Quase 20 mil metros de redes de pesca foram apreendidos em 2020 em operações de fiscalização realizada pela prefeitura em parceria com órgãos ambientais


Aproximadamente 25 tartarugas são encontradas mortas por semana por grupos de ambientalistas na cidade de Vitória, no Espírito Santo. As mortes são causadas por redes de pesca.

Foto: Reprodução/ TV Gazeta

Em 2020, quase 20 mil metros de redes foram apreendidos pela prefeitura em sete operações realizadas em parceria com órgãos ambientais. As informações são do G1.

A fiscalização, segundo o subsecretário de Meio Ambiente, Ademir Barbosa, é realizada na Baía das Tartarugas, que é uma área de proteção ambiental que começa no Porto de Tubarão e se estende até o Farol de Santa Luzia. Nesse local, a pesca é proibida.

“Nós temos uma fiscalização e uma parceria com a Polícia Militar Ambiental, Polícia Federal e Capitania dos Portos e estamos sempre na água para fazer essas operações de apreensão de redes e pescadores que estão nesse local”, explicou Barbosa.

De acordo com o ambientalista Rafael Braga, o número de tartarugas mortas é alto. Ele integra um projeto ambiental que realiza a limpeza de praias.

“A quantidade de tartarugas que a gente encontra presas a essas redes é um volume gigantesco. De três anos para cá, que a gente intensificou essa área de combate, e a gente encontra em torno de 25 tartarugas mortas por semana. Elas estão encalhadas nas praias ou presas em redes”, revelou Braga.

Foto: Reprodução/ TV Gazeta

As tartarugas que ficam presas às redes morrem afogadas. Como têm pulmões, esses animais precisam subir até a superfície para respirar e ficam impossibilitados de fazer isso por causa das redes.

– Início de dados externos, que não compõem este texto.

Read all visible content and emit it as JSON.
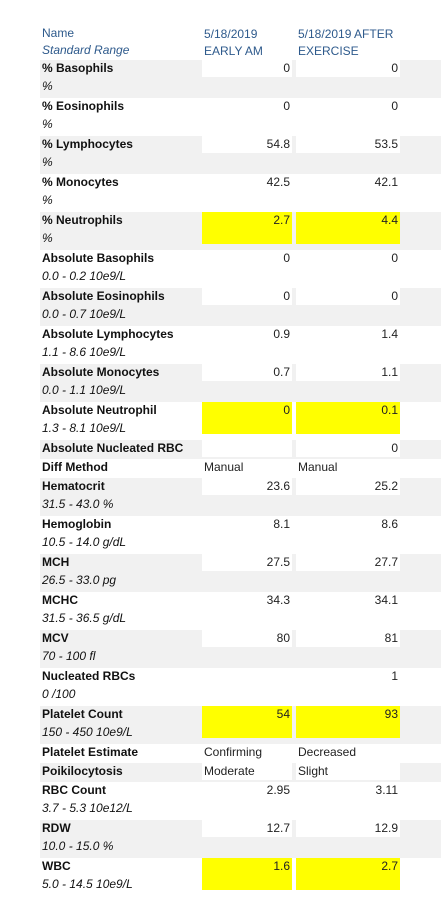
{
  "header": {
    "col_name": "Name",
    "col_range": "Standard Range",
    "col2_line1": "5/18/2019",
    "col2_line2": "EARLY AM",
    "col3_line1": "5/18/2019 AFTER",
    "col3_line2": "EXERCISE"
  },
  "rows": [
    {
      "name": "% Basophils",
      "range": "%",
      "v1": "0",
      "v2": "0",
      "hl": false,
      "type": "num"
    },
    {
      "name": "% Eosinophils",
      "range": "%",
      "v1": "0",
      "v2": "0",
      "hl": false,
      "type": "num"
    },
    {
      "name": "% Lymphocytes",
      "range": "%",
      "v1": "54.8",
      "v2": "53.5",
      "hl": false,
      "type": "num"
    },
    {
      "name": "% Monocytes",
      "range": "%",
      "v1": "42.5",
      "v2": "42.1",
      "hl": false,
      "type": "num"
    },
    {
      "name": "% Neutrophils",
      "range": "%",
      "v1": "2.7",
      "v2": "4.4",
      "hl": true,
      "type": "num"
    },
    {
      "name": "Absolute Basophils",
      "range": "0.0 - 0.2 10e9/L",
      "v1": "0",
      "v2": "0",
      "hl": false,
      "type": "num"
    },
    {
      "name": "Absolute Eosinophils",
      "range": "0.0 - 0.7 10e9/L",
      "v1": "0",
      "v2": "0",
      "hl": false,
      "type": "num"
    },
    {
      "name": "Absolute Lymphocytes",
      "range": "1.1 - 8.6 10e9/L",
      "v1": "0.9",
      "v2": "1.4",
      "hl": false,
      "type": "num"
    },
    {
      "name": "Absolute Monocytes",
      "range": "0.0 - 1.1 10e9/L",
      "v1": "0.7",
      "v2": "1.1",
      "hl": false,
      "type": "num"
    },
    {
      "name": "Absolute Neutrophil",
      "range": "1.3 - 8.1 10e9/L",
      "v1": "0",
      "v2": "0.1",
      "hl": true,
      "type": "num"
    },
    {
      "name": "Absolute Nucleated RBC",
      "range": "",
      "v1": "",
      "v2": "0",
      "hl": false,
      "type": "num"
    },
    {
      "name": "Diff Method",
      "range": "",
      "v1": "Manual",
      "v2": "Manual",
      "hl": false,
      "type": "txt"
    },
    {
      "name": "Hematocrit",
      "range": "31.5 - 43.0 %",
      "v1": "23.6",
      "v2": "25.2",
      "hl": false,
      "type": "num"
    },
    {
      "name": "Hemoglobin",
      "range": "10.5 - 14.0 g/dL",
      "v1": "8.1",
      "v2": "8.6",
      "hl": false,
      "type": "num"
    },
    {
      "name": "MCH",
      "range": "26.5 - 33.0 pg",
      "v1": "27.5",
      "v2": "27.7",
      "hl": false,
      "type": "num"
    },
    {
      "name": "MCHC",
      "range": "31.5 - 36.5 g/dL",
      "v1": "34.3",
      "v2": "34.1",
      "hl": false,
      "type": "num"
    },
    {
      "name": "MCV",
      "range": "70 - 100 fl",
      "v1": "80",
      "v2": "81",
      "hl": false,
      "type": "num"
    },
    {
      "name": "Nucleated RBCs",
      "range": "0 /100",
      "v1": "",
      "v2": "1",
      "hl": false,
      "type": "num"
    },
    {
      "name": "Platelet Count",
      "range": "150 - 450 10e9/L",
      "v1": "54",
      "v2": "93",
      "hl": true,
      "type": "num"
    },
    {
      "name": "Platelet Estimate",
      "range": "",
      "v1": "Confirming",
      "v2": "Decreased",
      "hl": false,
      "type": "txt"
    },
    {
      "name": "Poikilocytosis",
      "range": "",
      "v1": "Moderate",
      "v2": "Slight",
      "hl": false,
      "type": "txt"
    },
    {
      "name": "RBC Count",
      "range": "3.7 - 5.3 10e12/L",
      "v1": "2.95",
      "v2": "3.11",
      "hl": false,
      "type": "num"
    },
    {
      "name": "RDW",
      "range": "10.0 - 15.0 %",
      "v1": "12.7",
      "v2": "12.9",
      "hl": false,
      "type": "num"
    },
    {
      "name": "WBC",
      "range": "5.0 - 14.5 10e9/L",
      "v1": "1.6",
      "v2": "2.7",
      "hl": true,
      "type": "num"
    }
  ],
  "colors": {
    "header_text": "#2e5a8c",
    "highlight": "#ffff00",
    "row_shade": "#f1f1f1"
  }
}
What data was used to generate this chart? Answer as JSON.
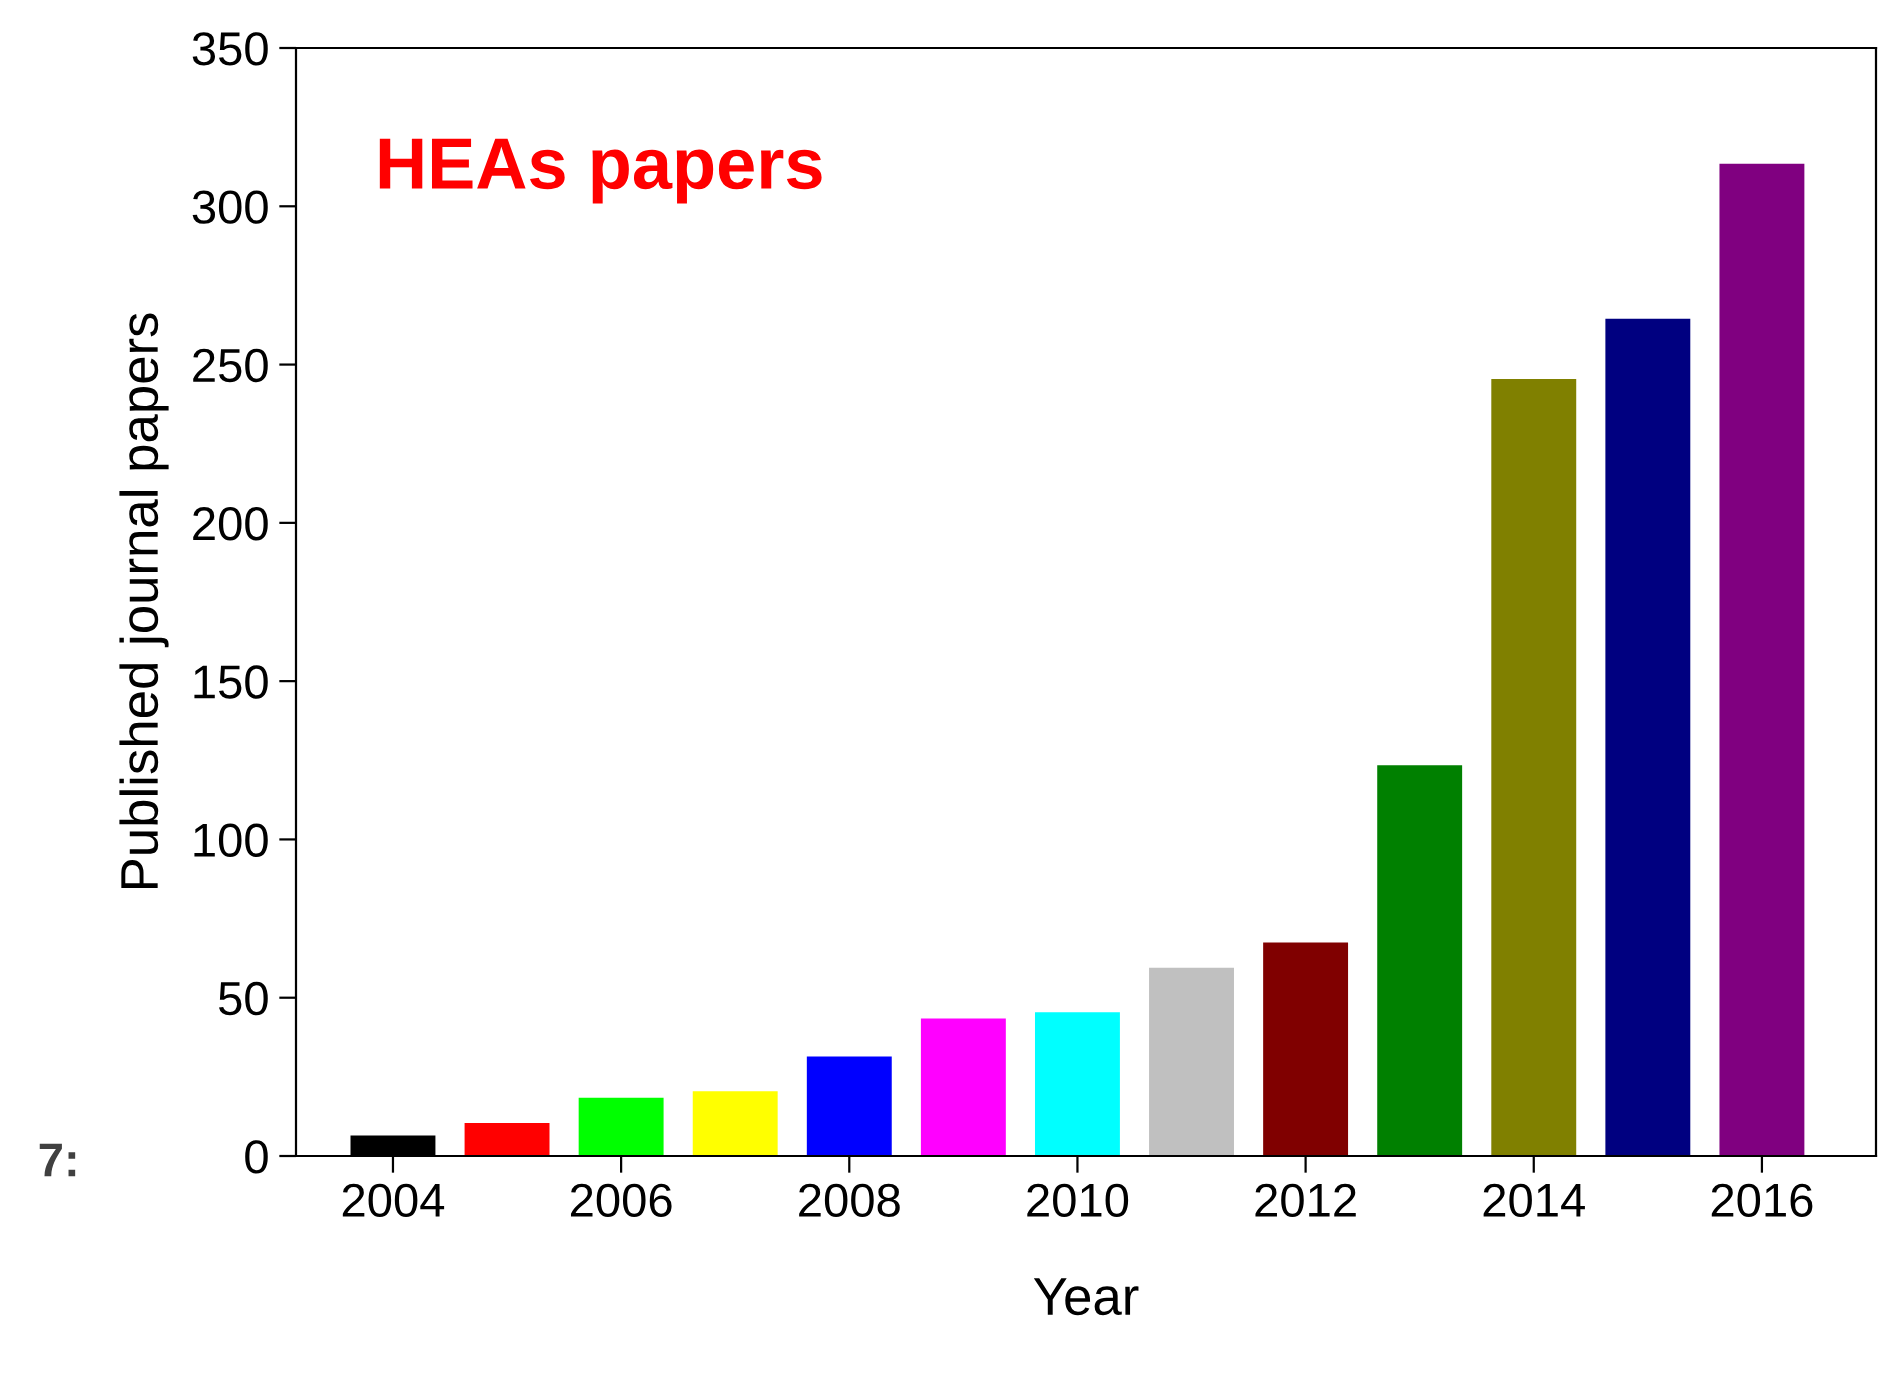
{
  "chart_data": {
    "type": "bar",
    "title": "HEAs papers",
    "xlabel": "Year",
    "ylabel": "Published journal papers",
    "x": [
      2004,
      2005,
      2006,
      2007,
      2008,
      2009,
      2010,
      2011,
      2012,
      2013,
      2014,
      2015,
      2016
    ],
    "values": [
      6,
      10,
      18,
      20,
      31,
      43,
      45,
      59,
      67,
      123,
      245,
      264,
      313
    ],
    "colors": [
      "#000000",
      "#ff0000",
      "#00ff00",
      "#ffff00",
      "#0000ff",
      "#ff00ff",
      "#00ffff",
      "#c0c0c0",
      "#800000",
      "#008000",
      "#808000",
      "#000080",
      "#800080"
    ],
    "xlim": [
      2003.15,
      2017
    ],
    "xticks": [
      2004,
      2006,
      2008,
      2010,
      2012,
      2014,
      2016
    ],
    "ylim": [
      0,
      350
    ],
    "yticks": [
      0,
      50,
      100,
      150,
      200,
      250,
      300,
      350
    ],
    "grid": false,
    "legend": false,
    "annotations": [
      "7:"
    ]
  }
}
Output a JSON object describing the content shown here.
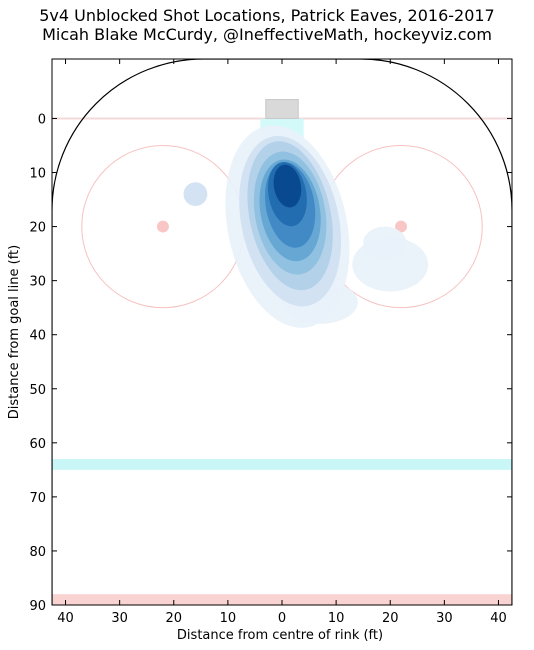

Recentemente, um grupo de praticantes de canoa havaiana encontrou tartarugas, peixes e uma arraia mortos presos em uma rede entre as ilhas do Boi e do Frade.

“Foi no final de uma aula, por volta de 7h, que a gente encontrou uma tartaruga boiando e a gente decidiu parar e voltar para tentar salvar, mas ela já estava morta”, contou o professor de canoa havaiana Victor Negrão.